Ecologies of Gender: Contemporary Nature Relations and the Nonhuman Turn examines the role of gender in recent debates about the nonhuman turn in the humanities, and critically explores the implications for a contemporary theory of gender and nature relations.
The interdisciplinary contributions in this volume each provides theoretical reflections based on an analysis of specific naturecultural processes. They reveal how "ecologies of gender" are constructed through aesthetic, epistemological, political, technological and economic practices that shape multispecies and material interrelations as well as spatial and temporal orderings. The volume includes contributions from cultural anthropology, cultural studies, film studies, literary studies, media studies, philosophy and theatre studies.

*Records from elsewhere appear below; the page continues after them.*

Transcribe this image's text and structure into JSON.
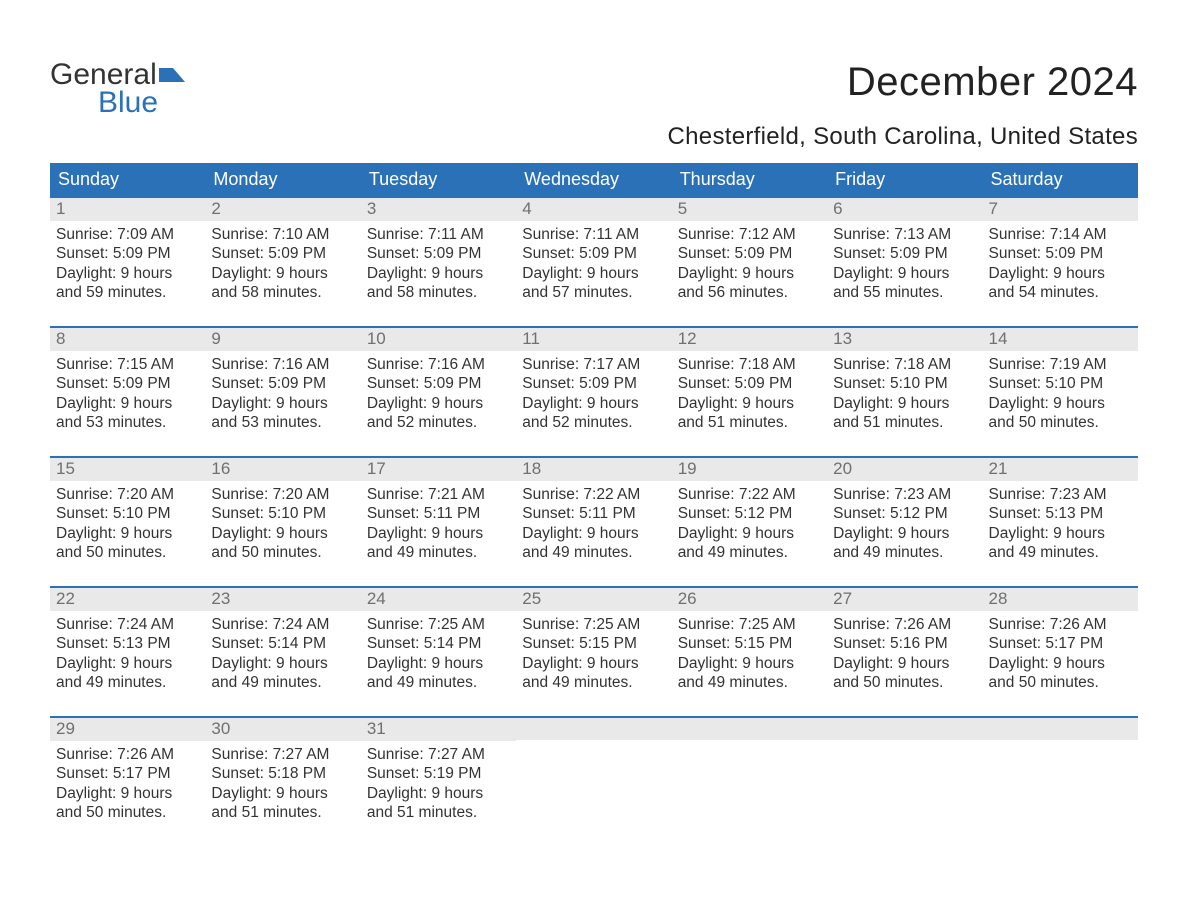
{
  "logo": {
    "line1": "General",
    "line2": "Blue",
    "flag_color": "#2a71b8"
  },
  "title": "December 2024",
  "location": "Chesterfield, South Carolina, United States",
  "colors": {
    "header_bg": "#2a71b8",
    "header_text": "#ffffff",
    "daynum_bg": "#e9e9e9",
    "daynum_text": "#707070",
    "body_text": "#333333",
    "row_border": "#2a71b8",
    "background": "#ffffff"
  },
  "fonts": {
    "title_size_pt": 30,
    "location_size_pt": 18,
    "header_cell_size_pt": 14,
    "daynum_size_pt": 13,
    "body_size_pt": 12
  },
  "weekdays": [
    "Sunday",
    "Monday",
    "Tuesday",
    "Wednesday",
    "Thursday",
    "Friday",
    "Saturday"
  ],
  "weeks": [
    [
      {
        "day": "1",
        "sunrise": "Sunrise: 7:09 AM",
        "sunset": "Sunset: 5:09 PM",
        "daylight1": "Daylight: 9 hours",
        "daylight2": "and 59 minutes."
      },
      {
        "day": "2",
        "sunrise": "Sunrise: 7:10 AM",
        "sunset": "Sunset: 5:09 PM",
        "daylight1": "Daylight: 9 hours",
        "daylight2": "and 58 minutes."
      },
      {
        "day": "3",
        "sunrise": "Sunrise: 7:11 AM",
        "sunset": "Sunset: 5:09 PM",
        "daylight1": "Daylight: 9 hours",
        "daylight2": "and 58 minutes."
      },
      {
        "day": "4",
        "sunrise": "Sunrise: 7:11 AM",
        "sunset": "Sunset: 5:09 PM",
        "daylight1": "Daylight: 9 hours",
        "daylight2": "and 57 minutes."
      },
      {
        "day": "5",
        "sunrise": "Sunrise: 7:12 AM",
        "sunset": "Sunset: 5:09 PM",
        "daylight1": "Daylight: 9 hours",
        "daylight2": "and 56 minutes."
      },
      {
        "day": "6",
        "sunrise": "Sunrise: 7:13 AM",
        "sunset": "Sunset: 5:09 PM",
        "daylight1": "Daylight: 9 hours",
        "daylight2": "and 55 minutes."
      },
      {
        "day": "7",
        "sunrise": "Sunrise: 7:14 AM",
        "sunset": "Sunset: 5:09 PM",
        "daylight1": "Daylight: 9 hours",
        "daylight2": "and 54 minutes."
      }
    ],
    [
      {
        "day": "8",
        "sunrise": "Sunrise: 7:15 AM",
        "sunset": "Sunset: 5:09 PM",
        "daylight1": "Daylight: 9 hours",
        "daylight2": "and 53 minutes."
      },
      {
        "day": "9",
        "sunrise": "Sunrise: 7:16 AM",
        "sunset": "Sunset: 5:09 PM",
        "daylight1": "Daylight: 9 hours",
        "daylight2": "and 53 minutes."
      },
      {
        "day": "10",
        "sunrise": "Sunrise: 7:16 AM",
        "sunset": "Sunset: 5:09 PM",
        "daylight1": "Daylight: 9 hours",
        "daylight2": "and 52 minutes."
      },
      {
        "day": "11",
        "sunrise": "Sunrise: 7:17 AM",
        "sunset": "Sunset: 5:09 PM",
        "daylight1": "Daylight: 9 hours",
        "daylight2": "and 52 minutes."
      },
      {
        "day": "12",
        "sunrise": "Sunrise: 7:18 AM",
        "sunset": "Sunset: 5:09 PM",
        "daylight1": "Daylight: 9 hours",
        "daylight2": "and 51 minutes."
      },
      {
        "day": "13",
        "sunrise": "Sunrise: 7:18 AM",
        "sunset": "Sunset: 5:10 PM",
        "daylight1": "Daylight: 9 hours",
        "daylight2": "and 51 minutes."
      },
      {
        "day": "14",
        "sunrise": "Sunrise: 7:19 AM",
        "sunset": "Sunset: 5:10 PM",
        "daylight1": "Daylight: 9 hours",
        "daylight2": "and 50 minutes."
      }
    ],
    [
      {
        "day": "15",
        "sunrise": "Sunrise: 7:20 AM",
        "sunset": "Sunset: 5:10 PM",
        "daylight1": "Daylight: 9 hours",
        "daylight2": "and 50 minutes."
      },
      {
        "day": "16",
        "sunrise": "Sunrise: 7:20 AM",
        "sunset": "Sunset: 5:10 PM",
        "daylight1": "Daylight: 9 hours",
        "daylight2": "and 50 minutes."
      },
      {
        "day": "17",
        "sunrise": "Sunrise: 7:21 AM",
        "sunset": "Sunset: 5:11 PM",
        "daylight1": "Daylight: 9 hours",
        "daylight2": "and 49 minutes."
      },
      {
        "day": "18",
        "sunrise": "Sunrise: 7:22 AM",
        "sunset": "Sunset: 5:11 PM",
        "daylight1": "Daylight: 9 hours",
        "daylight2": "and 49 minutes."
      },
      {
        "day": "19",
        "sunrise": "Sunrise: 7:22 AM",
        "sunset": "Sunset: 5:12 PM",
        "daylight1": "Daylight: 9 hours",
        "daylight2": "and 49 minutes."
      },
      {
        "day": "20",
        "sunrise": "Sunrise: 7:23 AM",
        "sunset": "Sunset: 5:12 PM",
        "daylight1": "Daylight: 9 hours",
        "daylight2": "and 49 minutes."
      },
      {
        "day": "21",
        "sunrise": "Sunrise: 7:23 AM",
        "sunset": "Sunset: 5:13 PM",
        "daylight1": "Daylight: 9 hours",
        "daylight2": "and 49 minutes."
      }
    ],
    [
      {
        "day": "22",
        "sunrise": "Sunrise: 7:24 AM",
        "sunset": "Sunset: 5:13 PM",
        "daylight1": "Daylight: 9 hours",
        "daylight2": "and 49 minutes."
      },
      {
        "day": "23",
        "sunrise": "Sunrise: 7:24 AM",
        "sunset": "Sunset: 5:14 PM",
        "daylight1": "Daylight: 9 hours",
        "daylight2": "and 49 minutes."
      },
      {
        "day": "24",
        "sunrise": "Sunrise: 7:25 AM",
        "sunset": "Sunset: 5:14 PM",
        "daylight1": "Daylight: 9 hours",
        "daylight2": "and 49 minutes."
      },
      {
        "day": "25",
        "sunrise": "Sunrise: 7:25 AM",
        "sunset": "Sunset: 5:15 PM",
        "daylight1": "Daylight: 9 hours",
        "daylight2": "and 49 minutes."
      },
      {
        "day": "26",
        "sunrise": "Sunrise: 7:25 AM",
        "sunset": "Sunset: 5:15 PM",
        "daylight1": "Daylight: 9 hours",
        "daylight2": "and 49 minutes."
      },
      {
        "day": "27",
        "sunrise": "Sunrise: 7:26 AM",
        "sunset": "Sunset: 5:16 PM",
        "daylight1": "Daylight: 9 hours",
        "daylight2": "and 50 minutes."
      },
      {
        "day": "28",
        "sunrise": "Sunrise: 7:26 AM",
        "sunset": "Sunset: 5:17 PM",
        "daylight1": "Daylight: 9 hours",
        "daylight2": "and 50 minutes."
      }
    ],
    [
      {
        "day": "29",
        "sunrise": "Sunrise: 7:26 AM",
        "sunset": "Sunset: 5:17 PM",
        "daylight1": "Daylight: 9 hours",
        "daylight2": "and 50 minutes."
      },
      {
        "day": "30",
        "sunrise": "Sunrise: 7:27 AM",
        "sunset": "Sunset: 5:18 PM",
        "daylight1": "Daylight: 9 hours",
        "daylight2": "and 51 minutes."
      },
      {
        "day": "31",
        "sunrise": "Sunrise: 7:27 AM",
        "sunset": "Sunset: 5:19 PM",
        "daylight1": "Daylight: 9 hours",
        "daylight2": "and 51 minutes."
      },
      null,
      null,
      null,
      null
    ]
  ]
}
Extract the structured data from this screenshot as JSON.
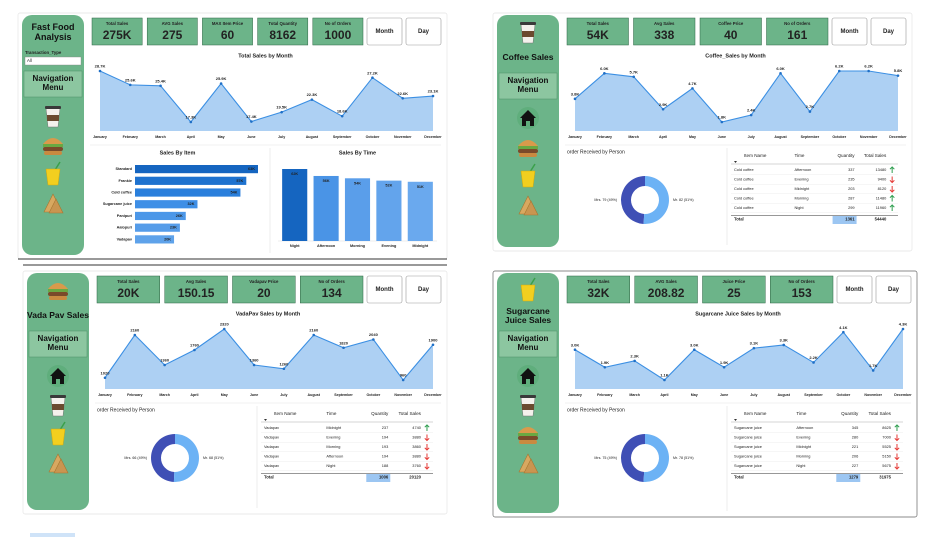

The essays are organized around four key dimensions of an "ecological" understanding of gender: "creatures", "materials", "spaces" and "temporalities".
The overall aim of the volume Ecologies of Gender: Contemporary Nature Relations and the Nonhuman Turn is to explore the potentialities and limitations of the nonhuman turn for a critical analysis and theory of ecologies of gender, and thereby make an original contribution to both the environmental humanities and gender studies.
This book will be of great interest to scholars and students from the interdisciplinary field of the environmental humanities and environmental studies more broadly, as well as from gender studies and cultural theory.